Social Media Is a Threat – Is Your Credit Union Safe?


Back in college, Facebook was so much more than a social networking site—it was the center of social life. So, imagine my horror when I woke up one morning to find out the worst—my Facebook account had been hacked, and my online profile was no longer under my control.

If I had known then what I know now about social media security, all of this could have been prevented. My password was ridiculously easy to guess—it was my childhood pet’s name, whose picture and name were all over my profile. I also failed to thoroughly vet who I became “friends” with on Facebook. It was all too easy to blindly accept everyone who asked to be a friend. Fast forward to today: Social media is not just for high schoolers and college students anymore. As of December 2012, Facebook reported over a billion active users. These users represent all age groups and even businesses (including credit unions!). It is more important now than ever to be sure your credit union employees and members learn safe practices for using social networking sites.

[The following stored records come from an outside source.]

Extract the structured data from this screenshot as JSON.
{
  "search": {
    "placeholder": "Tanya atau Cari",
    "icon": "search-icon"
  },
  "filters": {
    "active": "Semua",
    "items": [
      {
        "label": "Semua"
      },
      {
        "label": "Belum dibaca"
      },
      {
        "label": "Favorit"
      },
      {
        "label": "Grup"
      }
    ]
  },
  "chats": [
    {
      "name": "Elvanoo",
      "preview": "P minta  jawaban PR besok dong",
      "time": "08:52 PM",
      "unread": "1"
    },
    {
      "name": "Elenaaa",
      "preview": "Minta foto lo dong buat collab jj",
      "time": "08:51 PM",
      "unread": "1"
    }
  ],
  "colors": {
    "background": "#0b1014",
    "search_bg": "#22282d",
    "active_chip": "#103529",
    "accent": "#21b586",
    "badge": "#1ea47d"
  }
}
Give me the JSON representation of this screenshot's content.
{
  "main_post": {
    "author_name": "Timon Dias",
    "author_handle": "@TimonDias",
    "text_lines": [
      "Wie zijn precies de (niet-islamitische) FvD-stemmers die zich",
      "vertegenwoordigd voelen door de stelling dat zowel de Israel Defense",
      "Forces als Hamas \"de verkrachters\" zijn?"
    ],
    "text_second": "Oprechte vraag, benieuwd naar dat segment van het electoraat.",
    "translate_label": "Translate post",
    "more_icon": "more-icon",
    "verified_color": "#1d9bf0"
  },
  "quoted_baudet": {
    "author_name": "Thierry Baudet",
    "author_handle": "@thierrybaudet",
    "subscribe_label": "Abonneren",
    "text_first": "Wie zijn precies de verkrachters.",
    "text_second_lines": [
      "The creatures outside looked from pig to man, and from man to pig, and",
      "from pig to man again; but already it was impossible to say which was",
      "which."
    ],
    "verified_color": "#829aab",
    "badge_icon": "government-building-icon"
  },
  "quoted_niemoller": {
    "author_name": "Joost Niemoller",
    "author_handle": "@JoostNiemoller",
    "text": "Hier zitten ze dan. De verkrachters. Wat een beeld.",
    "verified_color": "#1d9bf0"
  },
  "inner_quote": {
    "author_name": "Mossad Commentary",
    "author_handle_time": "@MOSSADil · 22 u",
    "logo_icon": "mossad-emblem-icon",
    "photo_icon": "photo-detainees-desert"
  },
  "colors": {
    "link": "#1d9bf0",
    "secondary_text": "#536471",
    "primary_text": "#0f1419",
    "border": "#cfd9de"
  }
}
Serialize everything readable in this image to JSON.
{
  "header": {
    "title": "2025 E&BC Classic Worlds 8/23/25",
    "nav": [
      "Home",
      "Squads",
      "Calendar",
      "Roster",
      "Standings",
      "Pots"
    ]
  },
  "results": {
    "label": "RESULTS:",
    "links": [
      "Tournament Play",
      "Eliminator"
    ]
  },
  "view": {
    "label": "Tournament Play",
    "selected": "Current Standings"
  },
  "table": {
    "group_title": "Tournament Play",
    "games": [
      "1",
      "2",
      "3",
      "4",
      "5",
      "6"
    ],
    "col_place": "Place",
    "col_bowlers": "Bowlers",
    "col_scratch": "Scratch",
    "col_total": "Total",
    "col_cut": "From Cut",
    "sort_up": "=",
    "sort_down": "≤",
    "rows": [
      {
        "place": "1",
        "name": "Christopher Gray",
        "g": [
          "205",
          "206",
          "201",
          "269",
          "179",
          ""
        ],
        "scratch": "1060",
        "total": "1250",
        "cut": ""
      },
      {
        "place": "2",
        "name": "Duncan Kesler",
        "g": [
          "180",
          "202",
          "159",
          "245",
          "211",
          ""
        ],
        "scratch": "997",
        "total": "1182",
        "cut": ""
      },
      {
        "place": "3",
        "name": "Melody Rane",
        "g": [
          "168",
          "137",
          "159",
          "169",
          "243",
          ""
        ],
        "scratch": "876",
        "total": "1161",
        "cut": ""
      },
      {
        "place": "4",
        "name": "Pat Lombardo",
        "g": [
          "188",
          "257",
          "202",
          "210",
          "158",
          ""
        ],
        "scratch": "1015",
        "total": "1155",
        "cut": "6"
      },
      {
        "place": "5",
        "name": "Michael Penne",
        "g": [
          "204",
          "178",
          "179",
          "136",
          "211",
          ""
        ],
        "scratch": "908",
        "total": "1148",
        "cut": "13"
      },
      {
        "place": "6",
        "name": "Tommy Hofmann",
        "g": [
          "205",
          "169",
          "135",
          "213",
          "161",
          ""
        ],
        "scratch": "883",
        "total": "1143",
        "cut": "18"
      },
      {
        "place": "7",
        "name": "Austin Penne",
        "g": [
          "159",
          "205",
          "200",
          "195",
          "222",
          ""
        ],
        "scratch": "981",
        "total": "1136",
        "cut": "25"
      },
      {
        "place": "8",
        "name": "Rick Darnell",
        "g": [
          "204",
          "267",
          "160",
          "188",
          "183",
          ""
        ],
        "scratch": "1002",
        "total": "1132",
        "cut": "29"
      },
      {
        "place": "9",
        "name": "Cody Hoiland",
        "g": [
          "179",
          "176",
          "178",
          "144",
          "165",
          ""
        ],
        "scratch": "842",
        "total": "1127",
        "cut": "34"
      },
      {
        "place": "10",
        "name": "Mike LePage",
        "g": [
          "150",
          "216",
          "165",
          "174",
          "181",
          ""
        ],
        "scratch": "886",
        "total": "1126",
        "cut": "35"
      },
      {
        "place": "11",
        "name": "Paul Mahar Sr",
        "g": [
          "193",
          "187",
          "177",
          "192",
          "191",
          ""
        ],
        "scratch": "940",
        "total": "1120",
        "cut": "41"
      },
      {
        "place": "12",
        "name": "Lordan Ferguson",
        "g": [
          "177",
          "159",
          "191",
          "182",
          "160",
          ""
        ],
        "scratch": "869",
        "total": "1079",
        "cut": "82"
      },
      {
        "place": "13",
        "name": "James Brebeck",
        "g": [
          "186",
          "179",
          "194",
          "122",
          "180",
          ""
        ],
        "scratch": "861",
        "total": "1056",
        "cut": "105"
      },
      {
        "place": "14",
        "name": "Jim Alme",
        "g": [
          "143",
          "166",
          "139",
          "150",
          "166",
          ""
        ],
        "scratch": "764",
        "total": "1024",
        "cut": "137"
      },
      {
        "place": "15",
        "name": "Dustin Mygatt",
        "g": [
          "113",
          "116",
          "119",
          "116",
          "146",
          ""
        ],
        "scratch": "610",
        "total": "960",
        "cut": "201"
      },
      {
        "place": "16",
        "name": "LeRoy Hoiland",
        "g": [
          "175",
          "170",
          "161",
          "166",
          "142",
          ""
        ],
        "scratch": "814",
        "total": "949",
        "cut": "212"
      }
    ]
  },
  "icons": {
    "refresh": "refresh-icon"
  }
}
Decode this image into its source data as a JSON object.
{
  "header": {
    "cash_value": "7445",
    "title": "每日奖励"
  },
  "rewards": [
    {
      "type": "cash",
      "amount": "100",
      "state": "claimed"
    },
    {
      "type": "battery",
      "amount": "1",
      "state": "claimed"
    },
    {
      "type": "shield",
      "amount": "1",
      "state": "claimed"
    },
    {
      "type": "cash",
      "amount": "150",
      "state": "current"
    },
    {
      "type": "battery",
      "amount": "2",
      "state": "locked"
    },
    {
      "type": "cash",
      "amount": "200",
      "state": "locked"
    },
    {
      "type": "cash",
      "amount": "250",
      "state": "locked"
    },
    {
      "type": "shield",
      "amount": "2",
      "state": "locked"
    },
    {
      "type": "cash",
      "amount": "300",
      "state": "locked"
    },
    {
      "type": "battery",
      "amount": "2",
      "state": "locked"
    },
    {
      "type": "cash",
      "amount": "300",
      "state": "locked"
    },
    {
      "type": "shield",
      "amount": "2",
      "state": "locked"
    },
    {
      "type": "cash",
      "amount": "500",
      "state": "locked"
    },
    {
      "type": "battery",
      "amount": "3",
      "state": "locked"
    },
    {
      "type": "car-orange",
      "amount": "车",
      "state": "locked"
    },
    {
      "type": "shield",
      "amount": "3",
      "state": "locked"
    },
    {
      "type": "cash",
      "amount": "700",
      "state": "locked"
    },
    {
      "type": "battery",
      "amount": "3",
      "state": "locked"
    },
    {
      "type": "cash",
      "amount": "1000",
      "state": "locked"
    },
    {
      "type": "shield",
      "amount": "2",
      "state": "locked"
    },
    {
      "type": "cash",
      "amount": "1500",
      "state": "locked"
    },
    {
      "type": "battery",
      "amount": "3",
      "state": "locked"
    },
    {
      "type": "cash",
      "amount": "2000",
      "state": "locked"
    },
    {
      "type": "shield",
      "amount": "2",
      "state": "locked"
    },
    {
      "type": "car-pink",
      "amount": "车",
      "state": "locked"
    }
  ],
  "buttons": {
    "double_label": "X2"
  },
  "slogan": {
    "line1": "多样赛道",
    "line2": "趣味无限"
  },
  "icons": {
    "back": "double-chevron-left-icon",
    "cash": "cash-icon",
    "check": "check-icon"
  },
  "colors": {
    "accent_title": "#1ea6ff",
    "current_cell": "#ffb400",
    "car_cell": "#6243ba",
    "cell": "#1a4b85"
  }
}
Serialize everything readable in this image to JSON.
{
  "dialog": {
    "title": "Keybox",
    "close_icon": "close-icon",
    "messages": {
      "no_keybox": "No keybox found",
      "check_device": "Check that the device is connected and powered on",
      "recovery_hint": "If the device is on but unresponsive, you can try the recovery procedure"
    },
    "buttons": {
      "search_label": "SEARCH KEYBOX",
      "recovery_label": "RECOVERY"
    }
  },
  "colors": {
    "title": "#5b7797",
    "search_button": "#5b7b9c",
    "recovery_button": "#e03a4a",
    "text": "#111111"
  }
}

Most of us are familiar with some of the more “traditional” online security threats. Don’t click a link in an email if you don’t know the sender. Don’t give out any personal information via email unless you are sure you know who you are talking to. Have an IT security professional set up password protections and firewalls for your credit union. Social networking, however, creates a very interesting, and new, security challenge.

Social media is essentially a “trusted” online community. But how do you know you can really trust that community? Do your members and credit union employees add people they don’t know on Facebook or LinkedIn? This is dangerous because unless you know the individual behind a profile or alias, you can never be 100% sure that profile is not there to gain access to personal information. Do your members and credit union employees know the danger of using the same password for all of their accounts? This is a bad idea because it increases the odds of multiple security breaches if one account is compromised.